There are a couple of things you should know regarding the visuals on this blog:
1. I create the visuals myself using Adobe Illustrator, my brain and a little synthesis.
2. The visuals are designed to be shared, distributed and used outside of this blog.
3. I not only appreciate credit, I know that when it's given it benefits everyone.
To that last point, I frequently get e-mails that look something like this:
"Dear David, I was recently at a conference where a prominent speaker was using several of your visuals in their presentation without any credit whatsoever. I thought you should know."
I also get an occasional e-mail like this:
"David, today I was asked by a supervisor to trace over one of your visuals, so that we could make it our own.

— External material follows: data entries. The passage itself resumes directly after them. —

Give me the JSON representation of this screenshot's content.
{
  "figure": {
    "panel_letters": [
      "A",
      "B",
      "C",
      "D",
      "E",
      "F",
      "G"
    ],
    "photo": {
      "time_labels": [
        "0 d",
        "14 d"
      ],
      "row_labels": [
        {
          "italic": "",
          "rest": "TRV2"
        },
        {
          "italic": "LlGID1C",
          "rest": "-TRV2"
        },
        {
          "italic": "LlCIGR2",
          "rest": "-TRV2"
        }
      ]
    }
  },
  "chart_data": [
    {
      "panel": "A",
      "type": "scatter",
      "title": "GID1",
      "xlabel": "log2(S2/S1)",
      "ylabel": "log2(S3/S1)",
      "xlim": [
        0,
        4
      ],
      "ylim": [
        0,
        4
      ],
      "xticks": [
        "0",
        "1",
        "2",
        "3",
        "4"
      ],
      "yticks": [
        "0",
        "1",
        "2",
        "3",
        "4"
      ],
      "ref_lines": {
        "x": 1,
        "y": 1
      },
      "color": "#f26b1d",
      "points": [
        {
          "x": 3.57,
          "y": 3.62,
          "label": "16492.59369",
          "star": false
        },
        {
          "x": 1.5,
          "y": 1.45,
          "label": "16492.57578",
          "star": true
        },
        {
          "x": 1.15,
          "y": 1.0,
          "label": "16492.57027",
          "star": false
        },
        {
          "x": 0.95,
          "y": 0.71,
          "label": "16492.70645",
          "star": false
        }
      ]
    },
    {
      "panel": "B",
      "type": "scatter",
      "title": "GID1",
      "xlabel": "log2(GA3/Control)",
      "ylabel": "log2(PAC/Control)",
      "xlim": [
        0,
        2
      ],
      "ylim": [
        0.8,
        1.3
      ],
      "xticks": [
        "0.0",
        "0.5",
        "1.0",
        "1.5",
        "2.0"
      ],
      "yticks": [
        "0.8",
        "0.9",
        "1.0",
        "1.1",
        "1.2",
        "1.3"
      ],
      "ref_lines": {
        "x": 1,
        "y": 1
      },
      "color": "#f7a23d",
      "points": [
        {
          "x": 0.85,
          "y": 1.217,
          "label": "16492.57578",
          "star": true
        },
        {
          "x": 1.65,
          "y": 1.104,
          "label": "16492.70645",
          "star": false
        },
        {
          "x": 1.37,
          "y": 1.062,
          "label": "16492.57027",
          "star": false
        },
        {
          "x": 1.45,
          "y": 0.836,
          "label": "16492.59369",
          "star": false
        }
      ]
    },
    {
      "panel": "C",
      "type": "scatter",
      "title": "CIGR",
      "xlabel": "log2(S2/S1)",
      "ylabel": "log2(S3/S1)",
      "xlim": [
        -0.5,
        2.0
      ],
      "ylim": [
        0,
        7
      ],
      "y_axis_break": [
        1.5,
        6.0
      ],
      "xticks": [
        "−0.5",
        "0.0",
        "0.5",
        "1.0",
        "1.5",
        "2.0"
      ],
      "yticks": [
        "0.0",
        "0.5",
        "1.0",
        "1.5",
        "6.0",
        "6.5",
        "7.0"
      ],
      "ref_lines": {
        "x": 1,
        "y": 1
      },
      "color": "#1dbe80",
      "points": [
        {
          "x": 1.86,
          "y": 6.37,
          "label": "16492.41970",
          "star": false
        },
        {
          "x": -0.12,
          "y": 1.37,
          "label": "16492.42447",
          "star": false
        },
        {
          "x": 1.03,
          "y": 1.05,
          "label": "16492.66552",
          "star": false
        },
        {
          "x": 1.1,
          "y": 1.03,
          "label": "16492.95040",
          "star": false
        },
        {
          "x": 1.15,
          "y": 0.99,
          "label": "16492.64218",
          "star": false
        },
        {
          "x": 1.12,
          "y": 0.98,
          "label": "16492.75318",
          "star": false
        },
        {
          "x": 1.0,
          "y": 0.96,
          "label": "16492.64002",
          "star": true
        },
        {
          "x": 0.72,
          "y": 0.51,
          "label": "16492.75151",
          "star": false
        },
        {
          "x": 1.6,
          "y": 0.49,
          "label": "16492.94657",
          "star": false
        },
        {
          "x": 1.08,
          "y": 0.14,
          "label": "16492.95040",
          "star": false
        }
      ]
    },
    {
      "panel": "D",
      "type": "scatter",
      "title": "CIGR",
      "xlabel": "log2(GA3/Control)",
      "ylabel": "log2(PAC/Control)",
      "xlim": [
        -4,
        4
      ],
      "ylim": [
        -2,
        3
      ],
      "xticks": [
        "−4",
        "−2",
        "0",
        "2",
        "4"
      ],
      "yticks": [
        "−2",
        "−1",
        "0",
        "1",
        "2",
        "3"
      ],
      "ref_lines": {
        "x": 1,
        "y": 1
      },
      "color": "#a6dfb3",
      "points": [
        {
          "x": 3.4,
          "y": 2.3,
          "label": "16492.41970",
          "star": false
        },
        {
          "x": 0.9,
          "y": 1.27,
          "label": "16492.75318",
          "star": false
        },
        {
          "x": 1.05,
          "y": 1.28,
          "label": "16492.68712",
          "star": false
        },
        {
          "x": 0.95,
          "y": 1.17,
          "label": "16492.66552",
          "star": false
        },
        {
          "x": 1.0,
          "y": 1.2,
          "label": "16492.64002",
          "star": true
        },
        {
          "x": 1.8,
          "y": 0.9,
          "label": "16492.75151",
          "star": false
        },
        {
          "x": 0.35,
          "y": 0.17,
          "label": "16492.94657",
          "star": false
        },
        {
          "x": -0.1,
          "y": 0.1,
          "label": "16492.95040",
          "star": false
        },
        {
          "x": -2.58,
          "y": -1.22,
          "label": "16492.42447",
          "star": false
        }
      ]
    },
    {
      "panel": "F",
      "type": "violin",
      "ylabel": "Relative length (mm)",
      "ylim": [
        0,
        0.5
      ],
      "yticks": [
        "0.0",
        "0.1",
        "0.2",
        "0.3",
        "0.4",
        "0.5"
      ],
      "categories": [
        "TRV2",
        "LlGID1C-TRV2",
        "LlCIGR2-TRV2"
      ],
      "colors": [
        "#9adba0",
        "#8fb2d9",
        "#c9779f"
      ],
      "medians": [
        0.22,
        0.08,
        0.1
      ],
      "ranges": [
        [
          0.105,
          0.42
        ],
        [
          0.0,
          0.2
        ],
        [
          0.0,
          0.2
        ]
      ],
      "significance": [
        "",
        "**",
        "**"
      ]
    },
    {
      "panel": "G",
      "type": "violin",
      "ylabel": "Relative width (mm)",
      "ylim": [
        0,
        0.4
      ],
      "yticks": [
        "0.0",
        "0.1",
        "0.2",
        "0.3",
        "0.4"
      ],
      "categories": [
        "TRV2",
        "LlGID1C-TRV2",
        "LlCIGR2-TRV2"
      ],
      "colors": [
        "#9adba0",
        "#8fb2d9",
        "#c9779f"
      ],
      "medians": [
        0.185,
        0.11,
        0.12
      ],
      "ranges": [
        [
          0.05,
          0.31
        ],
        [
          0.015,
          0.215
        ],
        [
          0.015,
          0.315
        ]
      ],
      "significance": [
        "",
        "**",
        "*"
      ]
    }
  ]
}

I have an issue with this".
Here's the deal. The visuals here are "free" for everyone to use. They are my "purple cow"—it's why most of you are readers of this blog in the first place. And I respect that—which is why I freely give them away. But when you take what's free and bury the source, it actually effects your own credibility more than you know.
Take this for example. One of the most popular visuals on this blog is the experience map. It was one of my first and I was naive enough not to put my name on it. No doubt some folks have taken advantage of that fact. But Google tells another story. Thanks to the Long Tail, if you type in "Experience Map"—my visual is the #1 result. That's better than any copyright I can throw on a graphic.
So take this advice if you like. If you want to use a visual here without credit—it's your choice. I can't force you to do so. But this blog is out there—it's highly visible and it's very likely that someone who viewed your presentation with my visual will eventually find the source here. And that affects your credibility, not mine.
For those of you who have been generous in your transparency—thank you. I owe the success of this blog to all of you. I've given a lot away here, but you've given me much more.